Saturday, May 18, 2013

So quiet, a pin drop sounds like a plane taking off...

This has been a hell of a week. Some folks came in from out of town, most notably Dr. Pat Walter from TCU, who came in to give a lecture on how to take better shock and vibration measurements. Pat draws a pretty good crowd, about 30-40 people from different industries who are all interested in dynamic measurements. Among these was an old friend of mine, Andy, and some of his colleagues from Los Alamos National Lab. I was between hanging out with them, and dealing with some other boring, non-work related stuff all week, hence no posts. Sorry folks, that will happen from time to time...


Anyway, I'm going to steer a bit off of the lesson plan just a bit (And actually this will fit in nicely with sinusoidal amplitude, which I'll be talking about next) and talk about an application. Yes, I know that it's about time, but the fundamentals must be learned before we can actually understand the applications and all of the cool things in dynamics.

Orfield Labs in Minneapolis, MN had Eckel Noise Control Technologies design and build what Guinness World Record's calls the quietest place on Earth. It's an anechoic chamber (an meaning not, and echo meaning a sound reflection) within two more nested rooms. The nested rooms isolates the anechoic chamber from the outside world to such an extent that the background noise level of the room with nothing in it except the measurement equipment is -9.4 dBA (Decibels, A-weighted).

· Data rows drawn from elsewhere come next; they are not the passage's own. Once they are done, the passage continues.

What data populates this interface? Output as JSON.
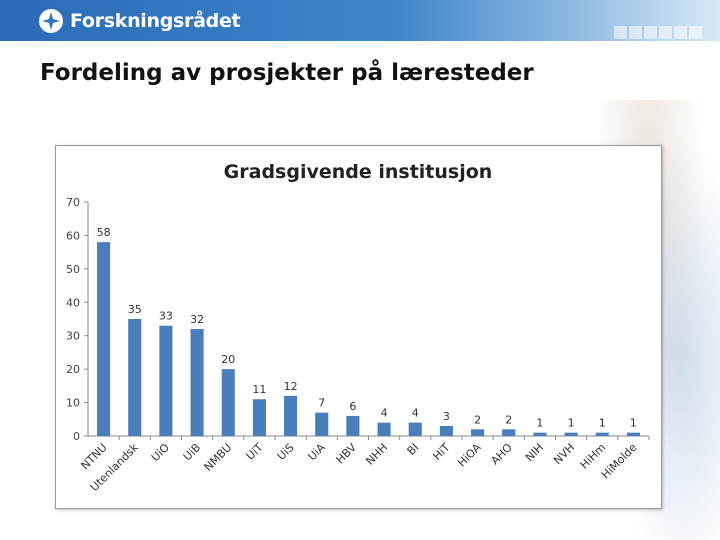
{
  "header": {
    "logo_text": "Forskningsrådet",
    "logo_icon": "forskningsradet-logo-icon",
    "background_color": "#2f75bf"
  },
  "slide": {
    "title": "Fordeling av prosjekter på læresteder"
  },
  "chart_data": {
    "type": "bar",
    "title": "Gradsgivende institusjon",
    "xlabel": "",
    "ylabel": "",
    "ylim": [
      0,
      70
    ],
    "yticks": [
      0,
      10,
      20,
      30,
      40,
      50,
      60,
      70
    ],
    "categories": [
      "NTNU",
      "Utenlandsk",
      "UiO",
      "UiB",
      "NMBU",
      "UiT",
      "UiS",
      "UiA",
      "HBV",
      "NHH",
      "BI",
      "HiT",
      "HiOA",
      "AHO",
      "NIH",
      "NVH",
      "HiHm",
      "HiMolde"
    ],
    "values": [
      58,
      35,
      33,
      32,
      20,
      11,
      12,
      7,
      6,
      4,
      4,
      3,
      2,
      2,
      1,
      1,
      1,
      1
    ],
    "bar_color": "#4a7ebb",
    "grid": false,
    "legend": "none"
  }
}
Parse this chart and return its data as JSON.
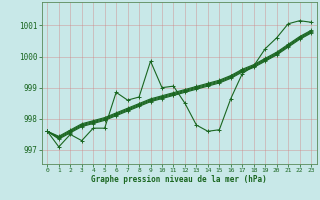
{
  "xlabel": "Graphe pression niveau de la mer (hPa)",
  "bg_color": "#c8e8e8",
  "grid_color": "#b0c8c8",
  "line_color": "#1a6620",
  "spine_color": "#5a8a5a",
  "x_ticks": [
    0,
    1,
    2,
    3,
    4,
    5,
    6,
    7,
    8,
    9,
    10,
    11,
    12,
    13,
    14,
    15,
    16,
    17,
    18,
    19,
    20,
    21,
    22,
    23
  ],
  "y_ticks": [
    997,
    998,
    999,
    1000,
    1001
  ],
  "ylim": [
    996.55,
    1001.75
  ],
  "xlim": [
    -0.5,
    23.5
  ],
  "volatile_y": [
    997.6,
    997.1,
    997.5,
    997.3,
    997.7,
    997.7,
    998.85,
    998.6,
    998.7,
    999.85,
    999.0,
    999.05,
    998.5,
    997.8,
    997.6,
    997.65,
    998.65,
    999.45,
    999.7,
    1000.25,
    1000.6,
    1001.05,
    1001.15,
    1001.1
  ],
  "trend_lines": [
    [
      997.6,
      997.35,
      997.55,
      997.75,
      997.85,
      997.95,
      998.1,
      998.25,
      998.4,
      998.55,
      998.65,
      998.75,
      998.85,
      998.95,
      999.05,
      999.15,
      999.3,
      999.5,
      999.65,
      999.85,
      1000.05,
      1000.3,
      1000.55,
      1000.75
    ],
    [
      997.6,
      997.38,
      997.58,
      997.78,
      997.88,
      997.98,
      998.13,
      998.28,
      998.43,
      998.58,
      998.68,
      998.78,
      998.88,
      998.98,
      999.08,
      999.18,
      999.33,
      999.53,
      999.68,
      999.88,
      1000.08,
      1000.33,
      1000.58,
      1000.78
    ],
    [
      997.6,
      997.41,
      997.61,
      997.81,
      997.91,
      998.01,
      998.16,
      998.31,
      998.46,
      998.61,
      998.71,
      998.81,
      998.91,
      999.01,
      999.11,
      999.21,
      999.36,
      999.56,
      999.71,
      999.91,
      1000.11,
      1000.36,
      1000.61,
      1000.81
    ],
    [
      997.6,
      997.44,
      997.64,
      997.84,
      997.94,
      998.04,
      998.19,
      998.34,
      998.49,
      998.64,
      998.74,
      998.84,
      998.94,
      999.04,
      999.14,
      999.24,
      999.39,
      999.59,
      999.74,
      999.94,
      1000.14,
      1000.39,
      1000.64,
      1000.84
    ]
  ]
}
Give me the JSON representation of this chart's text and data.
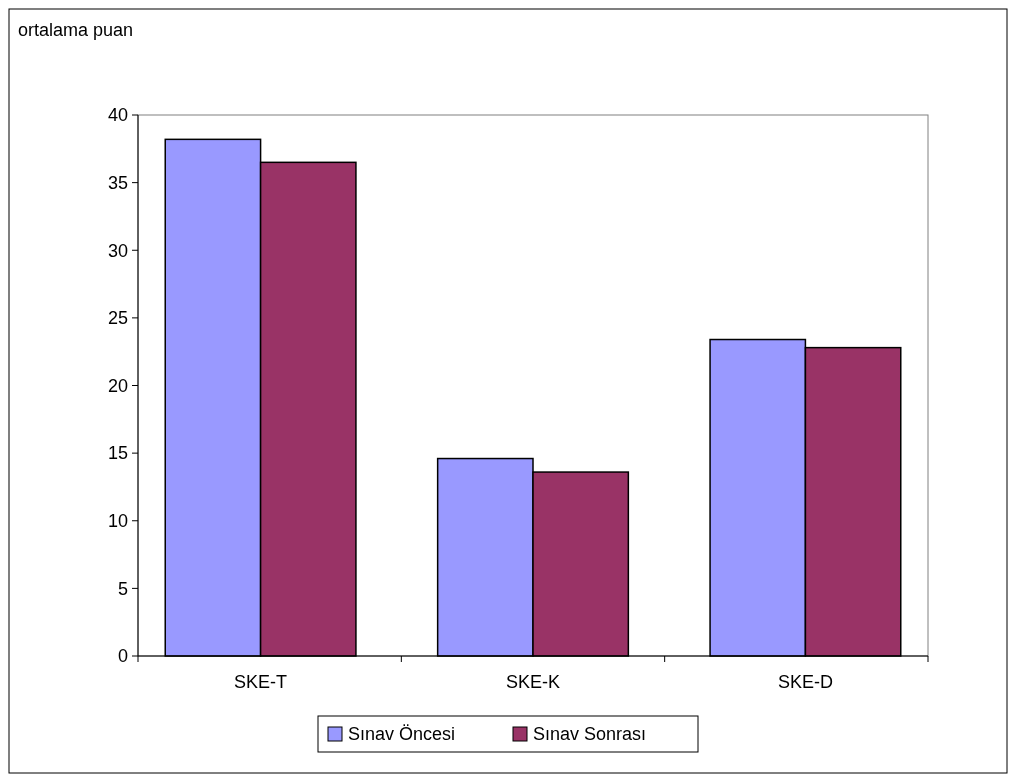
{
  "chart_data": {
    "type": "bar",
    "ylabel": "ortalama puan",
    "categories": [
      "SKE-T",
      "SKE-K",
      "SKE-D"
    ],
    "series": [
      {
        "name": "Sınav Öncesi",
        "color": "#9999ff",
        "values": [
          38.2,
          14.6,
          23.4
        ]
      },
      {
        "name": "Sınav Sonrası",
        "color": "#993366",
        "values": [
          36.5,
          13.6,
          22.8
        ]
      }
    ],
    "ylim": [
      0,
      40
    ],
    "yticks": [
      0,
      5,
      10,
      15,
      20,
      25,
      30,
      35,
      40
    ],
    "grid": false,
    "legend": "bottom"
  }
}
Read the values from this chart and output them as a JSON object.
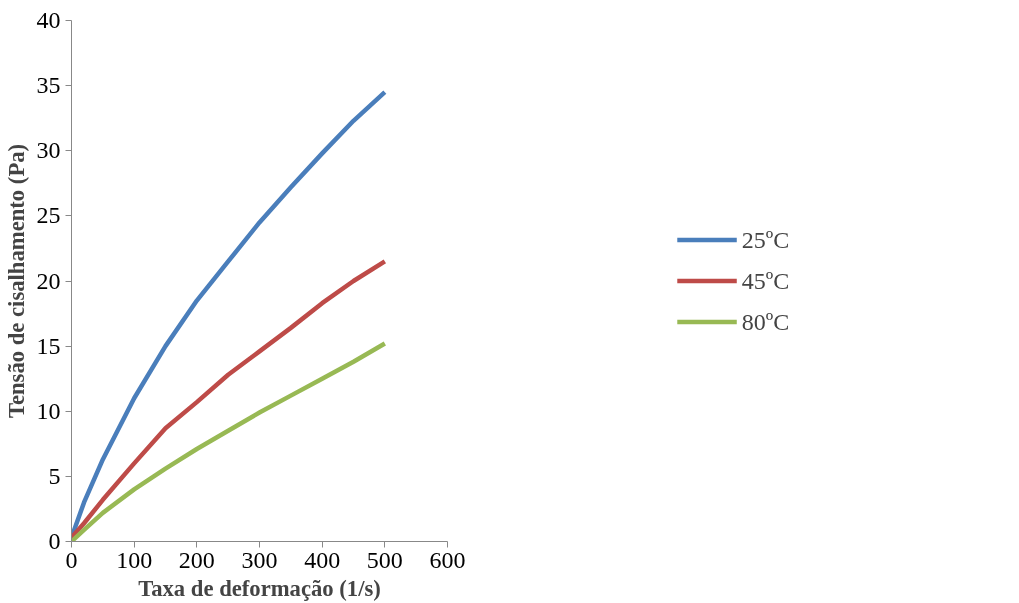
{
  "chart_data": {
    "type": "line",
    "xlabel": "Taxa de deformação (1/s)",
    "ylabel": "Tensão de cisalhamento (Pa)",
    "x": [
      0,
      20,
      50,
      100,
      150,
      200,
      250,
      300,
      350,
      400,
      450,
      500
    ],
    "series": [
      {
        "name": "25ºC",
        "color": "#4a7ebb",
        "values": [
          0.3,
          3.0,
          6.3,
          11.0,
          15.0,
          18.5,
          21.5,
          24.5,
          27.2,
          29.8,
          32.3,
          34.5
        ]
      },
      {
        "name": "45ºC",
        "color": "#be4b48",
        "values": [
          0.3,
          1.4,
          3.2,
          6.0,
          8.7,
          10.7,
          12.8,
          14.6,
          16.4,
          18.3,
          20.0,
          21.5
        ]
      },
      {
        "name": "80ºC",
        "color": "#98b954",
        "values": [
          0.0,
          0.9,
          2.2,
          4.0,
          5.6,
          7.1,
          8.5,
          9.9,
          11.2,
          12.5,
          13.8,
          15.2
        ]
      }
    ],
    "xlim": [
      0,
      600
    ],
    "xticks": [
      0,
      100,
      200,
      300,
      400,
      500,
      600
    ],
    "ylim": [
      0,
      40
    ],
    "yticks": [
      0,
      5,
      10,
      15,
      20,
      25,
      30,
      35,
      40
    ],
    "grid": false,
    "legend": "right",
    "marker": "none",
    "line_style": "solid"
  }
}
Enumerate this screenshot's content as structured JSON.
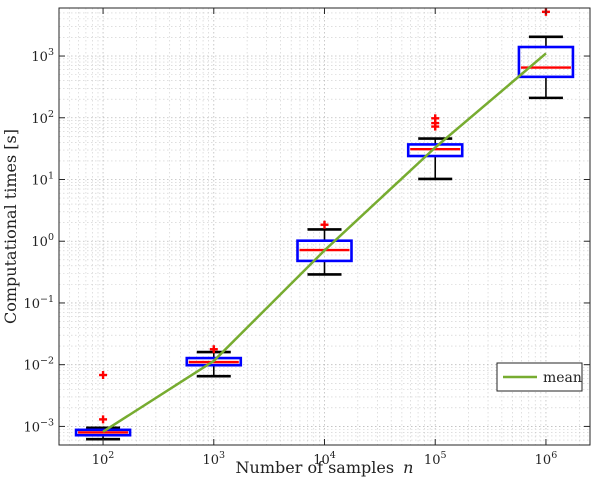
{
  "chart_data": {
    "type": "boxplot",
    "xscale": "log",
    "yscale": "log",
    "xlim": [
      40,
      2500000
    ],
    "ylim": [
      0.0005,
      6000
    ],
    "grid": "on (major + minor, dotted)",
    "xlabel": "Number of samples",
    "xlabel_var": "n",
    "ylabel": "Computational times [s]",
    "x_ticks": [
      {
        "value": 100,
        "base": "10",
        "exp": "2"
      },
      {
        "value": 1000,
        "base": "10",
        "exp": "3"
      },
      {
        "value": 10000,
        "base": "10",
        "exp": "4"
      },
      {
        "value": 100000,
        "base": "10",
        "exp": "5"
      },
      {
        "value": 1000000,
        "base": "10",
        "exp": "6"
      }
    ],
    "y_ticks": [
      {
        "value": 0.001,
        "base": "10",
        "exp": "−3"
      },
      {
        "value": 0.01,
        "base": "10",
        "exp": "−2"
      },
      {
        "value": 0.1,
        "base": "10",
        "exp": "−1"
      },
      {
        "value": 1,
        "base": "10",
        "exp": "0"
      },
      {
        "value": 10,
        "base": "10",
        "exp": "1"
      },
      {
        "value": 100,
        "base": "10",
        "exp": "2"
      },
      {
        "value": 1000,
        "base": "10",
        "exp": "3"
      }
    ],
    "boxes": [
      {
        "n": 100,
        "whisker_low": 0.00062,
        "q1": 0.00072,
        "median": 0.0008,
        "q3": 0.00088,
        "whisker_high": 0.00095,
        "outliers": [
          0.0013,
          0.0068
        ]
      },
      {
        "n": 1000,
        "whisker_low": 0.0065,
        "q1": 0.0098,
        "median": 0.011,
        "q3": 0.0128,
        "whisker_high": 0.016,
        "outliers": [
          0.0178
        ]
      },
      {
        "n": 10000,
        "whisker_low": 0.29,
        "q1": 0.48,
        "median": 0.72,
        "q3": 1.02,
        "whisker_high": 1.55,
        "outliers": [
          1.85
        ]
      },
      {
        "n": 100000,
        "whisker_low": 10.2,
        "q1": 24,
        "median": 31,
        "q3": 37,
        "whisker_high": 46,
        "outliers": [
          72,
          82,
          98
        ]
      },
      {
        "n": 1000000,
        "whisker_low": 210,
        "q1": 460,
        "median": 650,
        "q3": 1400,
        "whisker_high": 2050,
        "outliers": [
          5200
        ]
      }
    ],
    "series": [
      {
        "name": "mean",
        "x": [
          100,
          1000,
          10000,
          100000,
          1000000
        ],
        "y": [
          0.00082,
          0.0115,
          0.71,
          33,
          1100
        ]
      }
    ],
    "legend": {
      "position": "bottom-right",
      "entries": [
        "mean"
      ]
    },
    "colors": {
      "box": "#0000ff",
      "median": "#ff0000",
      "whisker": "#000000",
      "outlier": "#ff0000",
      "mean": "#77ac30",
      "grid": "#b5b5b5"
    }
  }
}
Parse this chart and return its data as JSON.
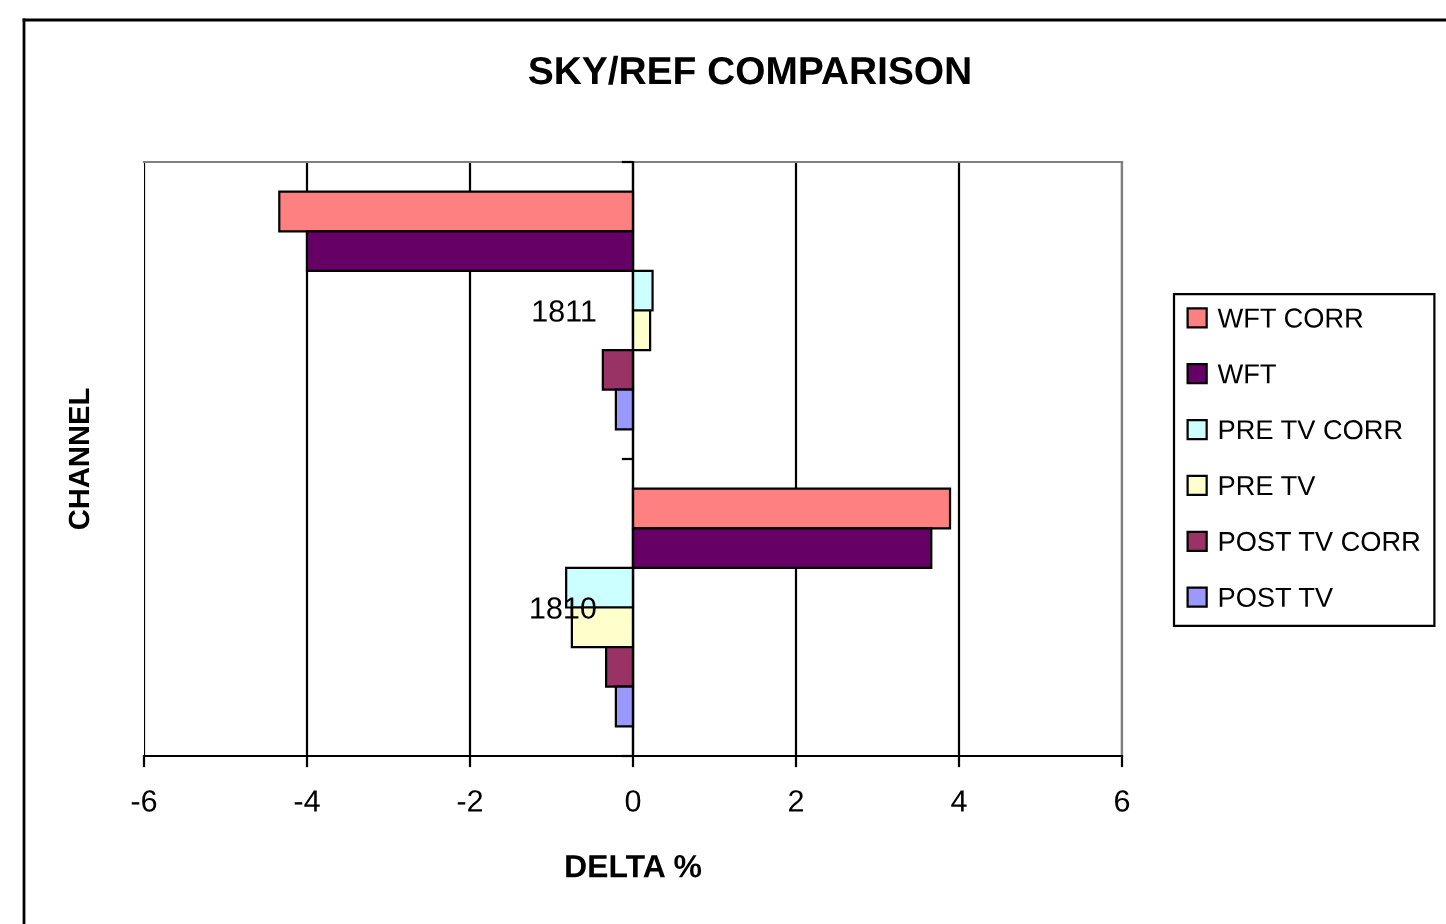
{
  "chart_data": {
    "type": "bar",
    "orientation": "horizontal",
    "title": "SKY/REF COMPARISON",
    "xlabel": "DELTA %",
    "ylabel": "CHANNEL",
    "categories": [
      "1811",
      "1810"
    ],
    "series": [
      {
        "name": "WFT CORR",
        "color": "#ff8080",
        "values": [
          -4.34,
          3.89
        ]
      },
      {
        "name": "WFT",
        "color": "#660066",
        "values": [
          -4.0,
          3.66
        ]
      },
      {
        "name": "PRE TV CORR",
        "color": "#ccffff",
        "values": [
          0.24,
          -0.82
        ]
      },
      {
        "name": "PRE TV",
        "color": "#ffffcc",
        "values": [
          0.21,
          -0.75
        ]
      },
      {
        "name": "POST TV CORR",
        "color": "#993366",
        "values": [
          -0.37,
          -0.33
        ]
      },
      {
        "name": "POST TV",
        "color": "#9999ff",
        "values": [
          -0.21,
          -0.21
        ]
      }
    ],
    "xlim": [
      -6,
      6
    ],
    "xticks": [
      -6,
      -4,
      -2,
      0,
      2,
      4,
      6
    ],
    "grid": "x",
    "legend": "right"
  }
}
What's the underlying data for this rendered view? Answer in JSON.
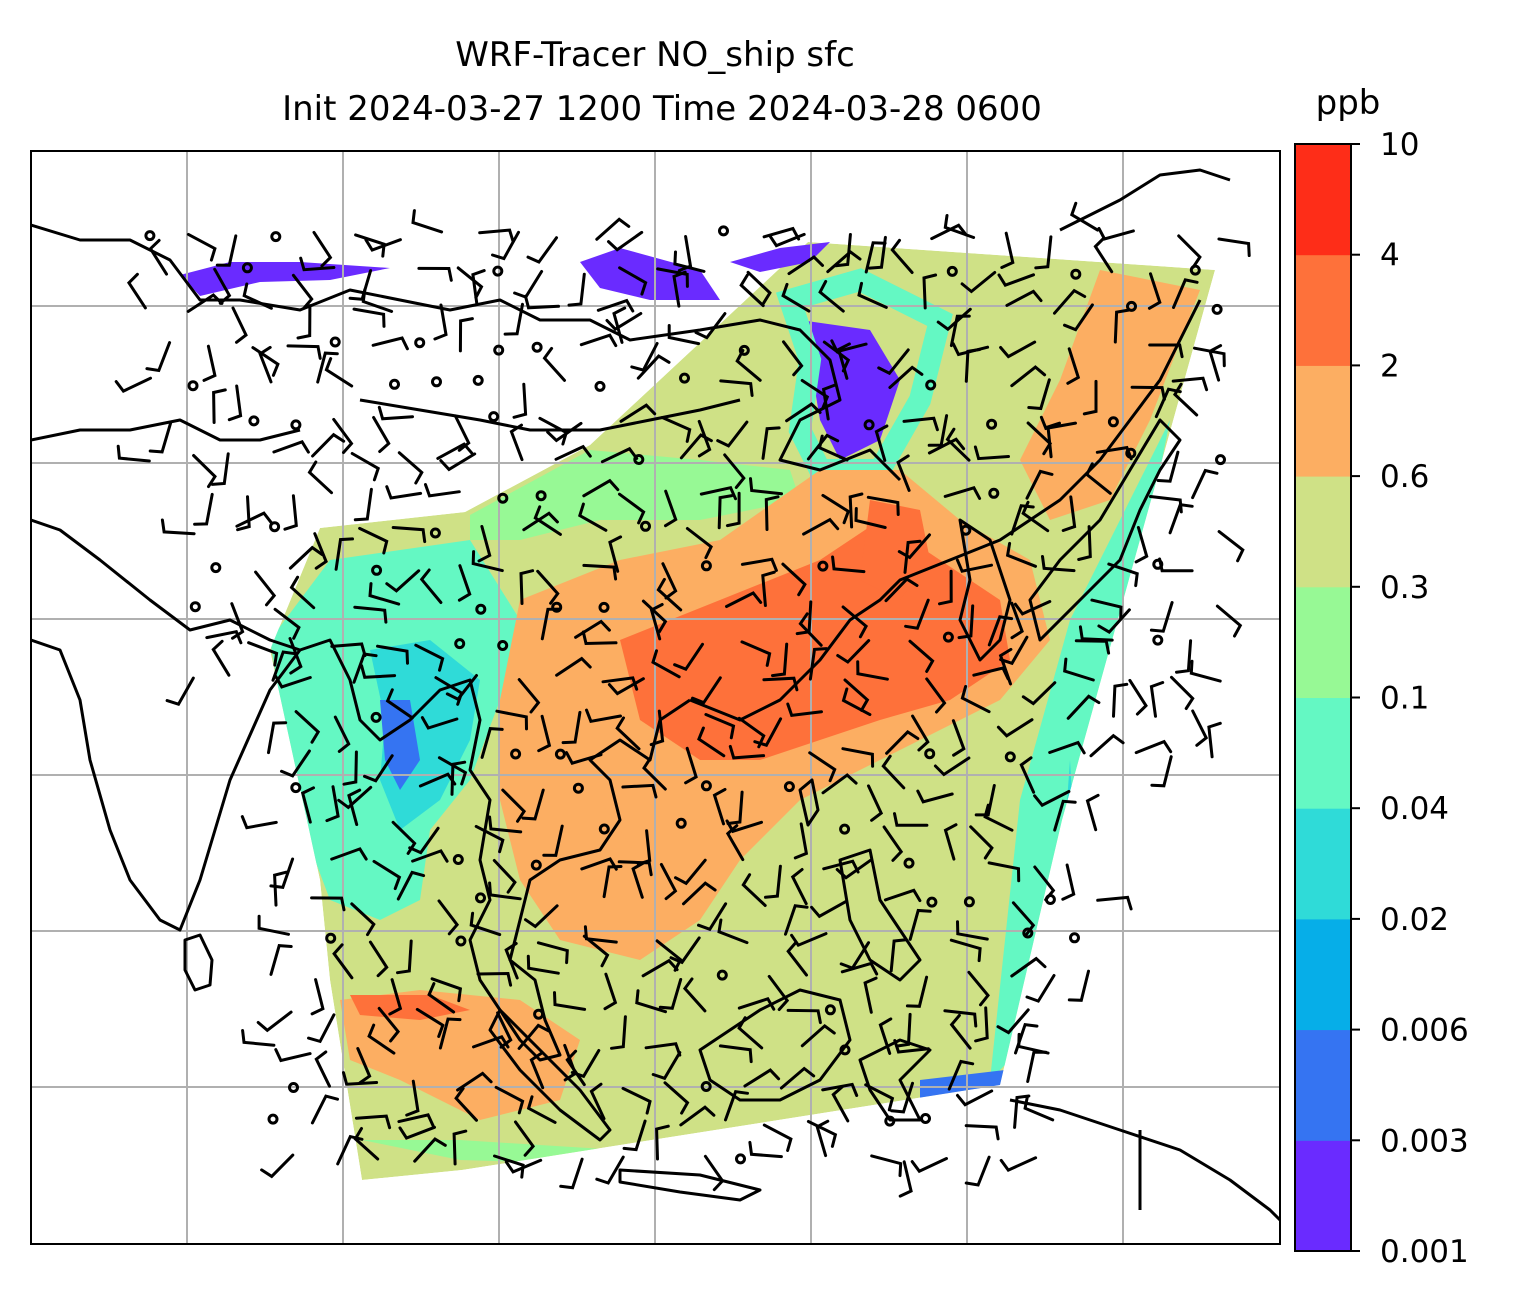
{
  "title": {
    "line1": "WRF-Tracer NO_ship sfc",
    "line2": "Init 2024-03-27 1200 Time 2024-03-28 0600"
  },
  "colorbar": {
    "unit_label": "ppb",
    "tick_labels": [
      "0.001",
      "0.003",
      "0.006",
      "0.02",
      "0.04",
      "0.1",
      "0.3",
      "0.6",
      "2",
      "4",
      "10"
    ],
    "level_colors": [
      "#6a2bff",
      "#3574f2",
      "#06aee8",
      "#2fdbd8",
      "#64f8c3",
      "#97f995",
      "#cfe186",
      "#fcae62",
      "#fe713a",
      "#fe2d18"
    ]
  },
  "map": {
    "ocean_color": "#ffffff",
    "coastline_color": "#000000",
    "gridline_color": "#b0b0b0",
    "gridlines_shown": true,
    "wind_barbs_shown": true,
    "calm_circles_shown": true
  }
}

The room is pictured here:


I know a lot of folks have heard the term dB thrown around a lot, so let's talk about what that actually means:


The decibel is a logarithmic unit that indicates the ratio of a physical quantity (usually power or intensity) relative to a specified or implied reference level. A ratio in decibels is ten times the logarithm to base 10 of the ratio of two power quantities.(Wikipedia)

So, simply put, a dB is an indication that what's being measured is in relation (a ratio) to something else. In power quantities (watts and volts^2), an increase in +10 db means a times 10 increase in the actual number. However when dealing with the root of power quantities like pascals, volts, m/s^2... (pretty much everything that isn't watts or volts^2), an increase of 20 is needed for a times 10 increase in the quantity, usually an RMS (Root, Mean, Square) level.

Since a dB is a ratio, or the quotient of two numbers, and the quantity we are measuring is the dividend, what's the divisor, or the reference of the ratio? In each case it can be different, but for sound pressure level, the reference is the lower threshold of human hearing, which is 20uPa. This means that a person with absolutely perfect hearing cannot distinguish an acoustic pressure variation smaller than 20uPa. This, then, is 0 dB. 

The threshold of human hearing isn't a very good means of comparing sound on a day to day basis. Human breathing creates about a 10-20 dB sound pressure level. Normal conversations have a sound pressure level of between 40 and 60 dB. Most automobiles are between 60 and 80 dB. Hearing damage starts to occur at around 85 dB. 

What this means for the anechoic room at Orfield Labs is that when no other stimulus is occurring within the room, the sound level is more quiet than what a human can perceive. In fact, the background noise level in this room, at -9.4 dBA means that the sound pressure is about 1/3 of the pressure we could perceive. In a room like this, a person can hear a lot of things about themselves that they couldn't normally hear. Your heart beating, the gurgling of your stomach, creaks in your joints, and even the blood rushing through your own head. It can be said that when you enter this chamber, you become the sound...

So... Why build a room like this? What's the purpose? I'll let you know soon!